В том же духе — артистично — рассказывается нам и о Масленникове, о его сочинениях, в которых «чужих мыслей и реплик было столько же, сколько он получил за них чужих, государственных денег», о том, что «усталый гений» бывшего художественного руководителя ансамбля «Молодость» работой себя не обременял и «случалось, что, аккуратно получая за концерты, он купался в Черном море с супругой, а вместо них с ансамблем выступали совсем другие лица».

Ну, например, шутит конферансье, «пела некая К. (называет ее подлинную фамилию), по профессии повар. Ей бы лучше, конечно, выступить в конкурсе на приготовление борща или шницеля по-министерски, но вот попросили друзья, и она выступает, так сказать, по линии Министерства культуры».

Шницель по-министерски рядом с наименованием Министерства культуры — это забавно, и мы готовы аплодировать ведущему концерт в трех отделениях.
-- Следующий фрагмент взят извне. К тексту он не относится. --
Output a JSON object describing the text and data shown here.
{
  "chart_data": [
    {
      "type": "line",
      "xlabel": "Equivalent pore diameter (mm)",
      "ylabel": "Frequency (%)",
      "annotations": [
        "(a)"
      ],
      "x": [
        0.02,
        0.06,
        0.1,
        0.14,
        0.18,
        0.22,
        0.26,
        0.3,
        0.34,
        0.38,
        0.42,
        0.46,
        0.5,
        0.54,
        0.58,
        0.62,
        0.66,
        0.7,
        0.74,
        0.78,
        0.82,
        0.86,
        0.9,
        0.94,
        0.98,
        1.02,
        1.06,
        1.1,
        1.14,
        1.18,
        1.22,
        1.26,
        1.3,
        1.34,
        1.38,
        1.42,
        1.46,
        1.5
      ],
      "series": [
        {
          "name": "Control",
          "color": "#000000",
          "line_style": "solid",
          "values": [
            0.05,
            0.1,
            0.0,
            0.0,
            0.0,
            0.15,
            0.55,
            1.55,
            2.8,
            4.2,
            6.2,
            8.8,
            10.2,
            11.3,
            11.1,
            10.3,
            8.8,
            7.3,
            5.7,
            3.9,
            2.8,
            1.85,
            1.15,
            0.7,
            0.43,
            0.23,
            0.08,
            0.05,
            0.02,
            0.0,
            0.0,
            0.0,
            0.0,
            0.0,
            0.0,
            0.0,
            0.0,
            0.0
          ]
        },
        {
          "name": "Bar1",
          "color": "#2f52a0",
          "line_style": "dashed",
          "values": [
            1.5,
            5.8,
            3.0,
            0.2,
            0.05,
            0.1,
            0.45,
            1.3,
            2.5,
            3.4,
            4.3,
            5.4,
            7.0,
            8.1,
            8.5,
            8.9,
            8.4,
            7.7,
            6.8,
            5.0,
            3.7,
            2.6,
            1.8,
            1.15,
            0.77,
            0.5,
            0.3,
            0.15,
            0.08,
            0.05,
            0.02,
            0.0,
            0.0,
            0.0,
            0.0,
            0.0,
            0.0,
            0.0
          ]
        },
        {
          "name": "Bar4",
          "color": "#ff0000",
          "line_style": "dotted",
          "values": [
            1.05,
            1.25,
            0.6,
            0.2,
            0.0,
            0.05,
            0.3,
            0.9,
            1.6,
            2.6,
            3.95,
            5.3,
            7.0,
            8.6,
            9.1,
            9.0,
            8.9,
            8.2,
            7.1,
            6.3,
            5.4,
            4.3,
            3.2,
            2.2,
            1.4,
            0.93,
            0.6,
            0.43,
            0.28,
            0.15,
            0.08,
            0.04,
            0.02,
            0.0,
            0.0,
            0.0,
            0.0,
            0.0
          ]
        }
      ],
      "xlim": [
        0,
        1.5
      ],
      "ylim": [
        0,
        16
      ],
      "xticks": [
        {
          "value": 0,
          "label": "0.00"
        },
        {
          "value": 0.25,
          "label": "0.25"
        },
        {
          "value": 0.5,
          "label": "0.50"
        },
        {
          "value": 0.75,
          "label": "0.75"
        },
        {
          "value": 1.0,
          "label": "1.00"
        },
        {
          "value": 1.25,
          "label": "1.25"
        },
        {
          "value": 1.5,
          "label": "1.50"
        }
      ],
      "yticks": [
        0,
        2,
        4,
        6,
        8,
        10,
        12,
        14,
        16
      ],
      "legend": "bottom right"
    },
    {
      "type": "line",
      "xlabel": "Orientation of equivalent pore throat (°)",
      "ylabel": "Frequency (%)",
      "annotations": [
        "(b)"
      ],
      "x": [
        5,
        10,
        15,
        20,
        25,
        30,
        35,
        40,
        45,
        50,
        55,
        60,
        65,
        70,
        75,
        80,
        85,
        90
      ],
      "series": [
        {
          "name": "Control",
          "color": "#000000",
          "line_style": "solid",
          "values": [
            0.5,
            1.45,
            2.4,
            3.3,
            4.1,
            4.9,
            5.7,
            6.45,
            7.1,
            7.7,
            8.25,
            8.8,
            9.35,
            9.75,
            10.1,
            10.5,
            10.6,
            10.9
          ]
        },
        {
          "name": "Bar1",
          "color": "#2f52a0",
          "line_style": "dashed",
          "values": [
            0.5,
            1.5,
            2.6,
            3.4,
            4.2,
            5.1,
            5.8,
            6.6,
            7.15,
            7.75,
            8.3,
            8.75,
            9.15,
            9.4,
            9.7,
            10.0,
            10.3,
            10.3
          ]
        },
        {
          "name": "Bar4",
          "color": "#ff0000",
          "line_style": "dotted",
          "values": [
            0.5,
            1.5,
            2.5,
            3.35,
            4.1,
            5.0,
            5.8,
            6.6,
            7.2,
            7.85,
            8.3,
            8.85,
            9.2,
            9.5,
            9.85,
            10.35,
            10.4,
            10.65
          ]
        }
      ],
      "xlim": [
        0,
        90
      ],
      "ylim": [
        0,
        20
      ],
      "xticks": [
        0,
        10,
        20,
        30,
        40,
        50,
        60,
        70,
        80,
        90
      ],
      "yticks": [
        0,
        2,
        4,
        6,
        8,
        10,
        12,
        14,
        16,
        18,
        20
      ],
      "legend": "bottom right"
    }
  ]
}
Но… перейдем от изящно-иронического стиля ведущего концерт к сухому, «суконному» языку судебного документа:

«Прокурор в судебном заседании от большей части обвинения отказался, считая несостоятельным, недоказанным и потому подлежащим исключению следующие эпизоды из обвинения Павловой:

— Все эпизоды хищения…»

Далее столь же «сухо» и «скушно»:

«Прокурор в судебном заседании от большей части обвинения Масленникова отказался, в том числе хищений путем приписок, за счет обмана по сценариям и постановкам, за счет приписок концертов жене и другим».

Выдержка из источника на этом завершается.